Anyway.....Spice.....now, I'm no expert on the history of potables and comestibles....far from such a state. Its something I want to look into and I've collected a few volumes to read up on when I suddenly have free time. I took History of the World in Six Glasses with me on a trip to Merry Olde Angleterre a few years back since there's about 8 hours of free time each way. (I actually had about 12 on the way there, but that's a different story and watched 6 movies while reading said book.) So to the book....

It isn't a scholarly tome. Its non-fiction, seems fairly well researched, but aimed at educated, interested, intelligent non-professional sorts of folk. I enjoyed it immensely, and at the back of the book the author includes a Narrative sort of "Works Cited". So it isn't footnotes, and it isn't just bibliography, but gives the reader good sources, both primary and secondary, to run to for further information.

The book was brought back to mind as I was deciding what of my spice store I was packing to bring with to T-giving holiday here in the USA. I do the cooking in my house, the price of marrying a much younger woman I suppose. But especially now that my wife's mother has passed, I do the cooking for her family too. Ok, those of you who have seen me in the flesh have probably realized that I look the way I do because I'm actually quite good at that cooking thing. So anyway...back to the book again....

Its a wide ranging study. It begins with the early modern period and talks about the beginnings of the modern spice trade as the Western powers go out in search of spices etc in the Far East. But then after the introduction we go backwards in time. But Turner, the author, does not tell simply a chronological tale.

I learned a great deal. There was material about ancient uses of spices, a find in Iran of a village from about 6000 BCE in which a spice from the Far East was found, and still rather fresh. Loads of good tidbits about the Greeks, Romans, and Egyptians. But he doesn't neglect the medieval either. There was stuff from Bede and Aldhelm and Aelfric, and Christian comments about the wrongs of spicy foods and rents paid in pepper in the late middle ages. He illuminated the familiar too by looking at the land of Cockayne and its appearance in various sorts of medieval literature, and spice and its smell as signs of heaven. In the late medieval period, there were even spice mongers in lower class neighborhoods in larger cities, much less the personal spice expert to the nobles, who sometimes was at odds with the cook in the castle!

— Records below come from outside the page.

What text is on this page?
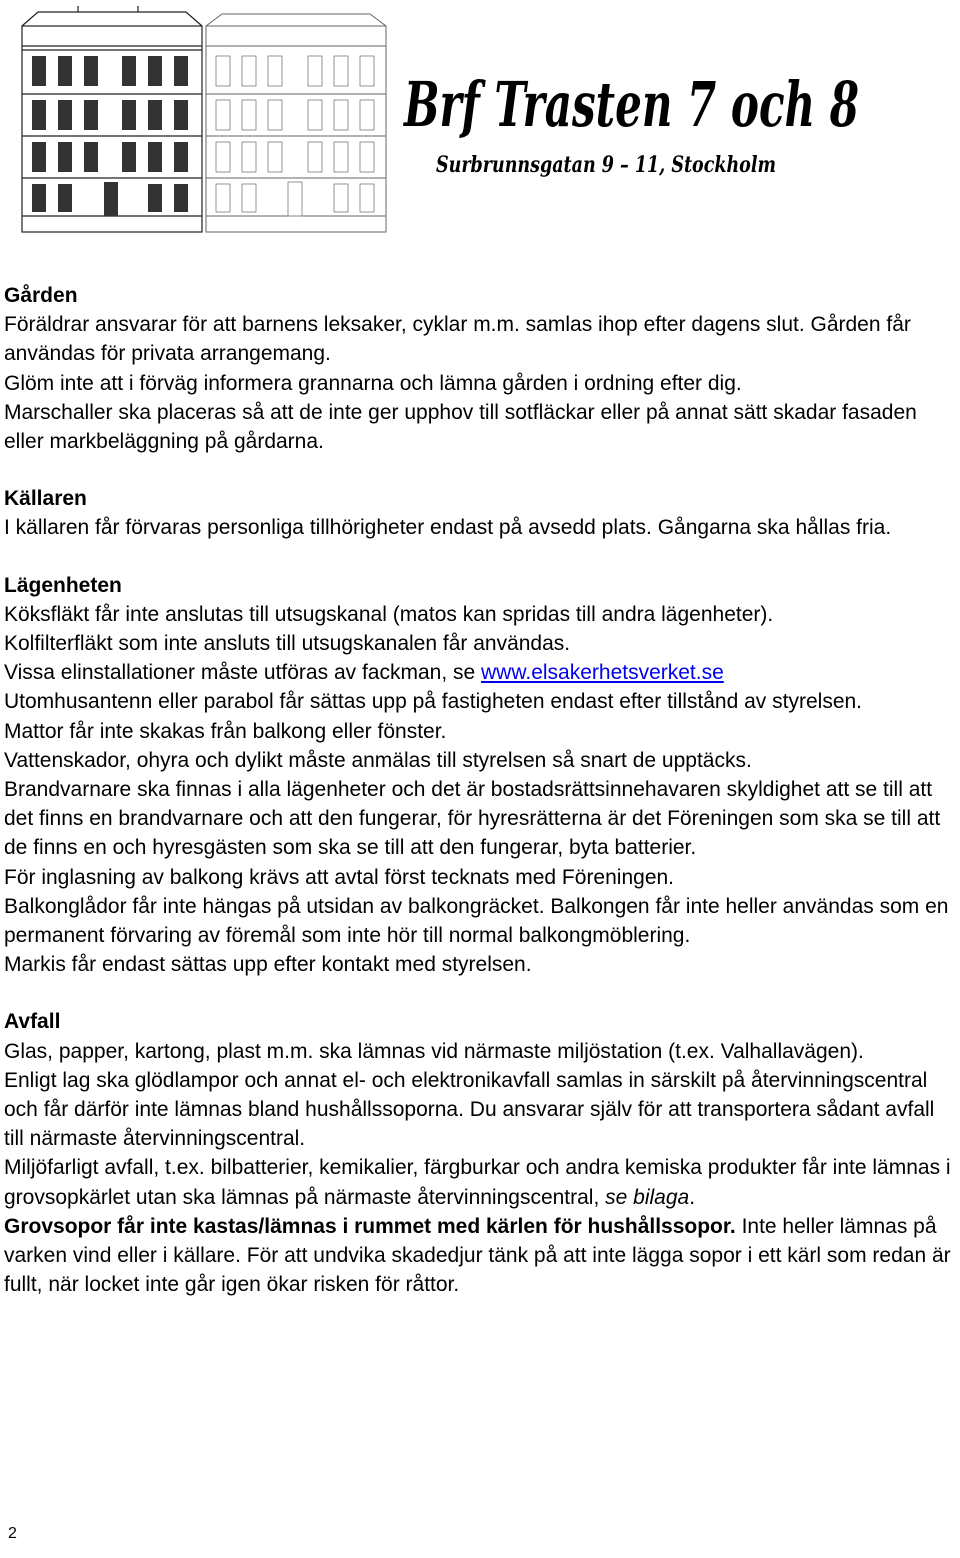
Brf Trasten 7 och 8
Surbrunnsgatan 9 – 11, Stockholm
Gården
Föräldrar ansvarar för att barnens leksaker, cyklar m.m. samlas ihop efter dagens slut. Gården får användas för privata arrangemang.
Glöm inte att i förväg informera grannarna och lämna gården i ordning efter dig.
Marschaller ska placeras så att de inte ger upphov till sotfläckar eller på annat sätt skadar fasaden eller markbeläggning på gårdarna.
Källaren
I källaren får förvaras personliga tillhörigheter endast på avsedd plats. Gångarna ska hållas fria.
Lägenheten
Köksfläkt får inte anslutas till utsugskanal (matos kan spridas till andra lägenheter).
Kolfilterfläkt som inte ansluts till utsugskanalen får användas.
Vissa elinstallationer måste utföras av fackman, se www.elsakerhetsverket.se
Utomhusantenn eller parabol får sättas upp på fastigheten endast efter tillstånd av styrelsen.
Mattor får inte skakas från balkong eller fönster.
Vattenskador, ohyra och dylikt måste anmälas till styrelsen så snart de upptäcks.
Brandvarnare ska finnas i alla lägenheter och det är bostadsrättsinnehavaren skyldighet att se till att det finns en brandvarnare och att den fungerar, för hyresrätterna är det Föreningen som ska se till att de finns en och hyresgästen som ska se till att den fungerar, byta batterier.
För inglasning av balkong krävs att avtal först tecknats med Föreningen.
Balkonglådor får inte hängas på utsidan av balkongräcket. Balkongen får inte heller användas som en permanent förvaring av föremål som inte hör till normal balkongmöblering.
Markis får endast sättas upp efter kontakt med styrelsen.
Avfall
Glas, papper, kartong, plast m.m. ska lämnas vid närmaste miljöstation (t.ex. Valhallavägen).
Enligt lag ska glödlampor och annat el- och elektronikavfall samlas in särskilt på återvinningscentral och får därför inte lämnas bland hushållssoporna. Du ansvarar själv för att transportera sådant avfall till närmaste återvinningscentral.
Miljöfarligt avfall, t.ex. bilbatterier, kemikalier, färgburkar och andra kemiska produkter får inte lämnas i grovsopkärlet utan ska lämnas på närmaste återvinningscentral, se bilaga.
Grovsopor får inte kastas/lämnas i rummet med kärlen för hushållssopor. Inte heller lämnas på varken vind eller i källare. För att undvika skadedjur tänk på att inte lägga sopor i ett kärl som redan är fullt, när locket inte går igen ökar risken för råttor.
2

Turner details the double-mindedness of the Church: spices signified heaven, or the stink of hell depending on the need of the preacher. He also talks a bit about the uses of spices in medieval medicine which was interesting, even invoking an Anglo-Saxon charm as I recall. Fortunately he also debunks the common false preconceptions of the medieval period. For example, the wide spread use of spice to disguise rotten food (uh, no). He talks about spice as a status symbol in the medieval period, and the medieval diet. He even talks a little about spices as aphrodisiacs (though how our forebears thought that applying pepper to the male genitalia would Viagra-like aid in sexual performance is beyond me.)

In all, the thesis of the book is simply that spice and spices were catalysts for history: art, intellectual, and caused humans to act to get them. He proves that thesis I think.

This was a pretty easy read, geared as I said to a popular, educated, and intelligent audience though not necessarily the specialist. I learned a lot, even about things medieval, and looked at things I did know through a new lens that expanded my view of things, and eventually my teaching. I'd recommend this book.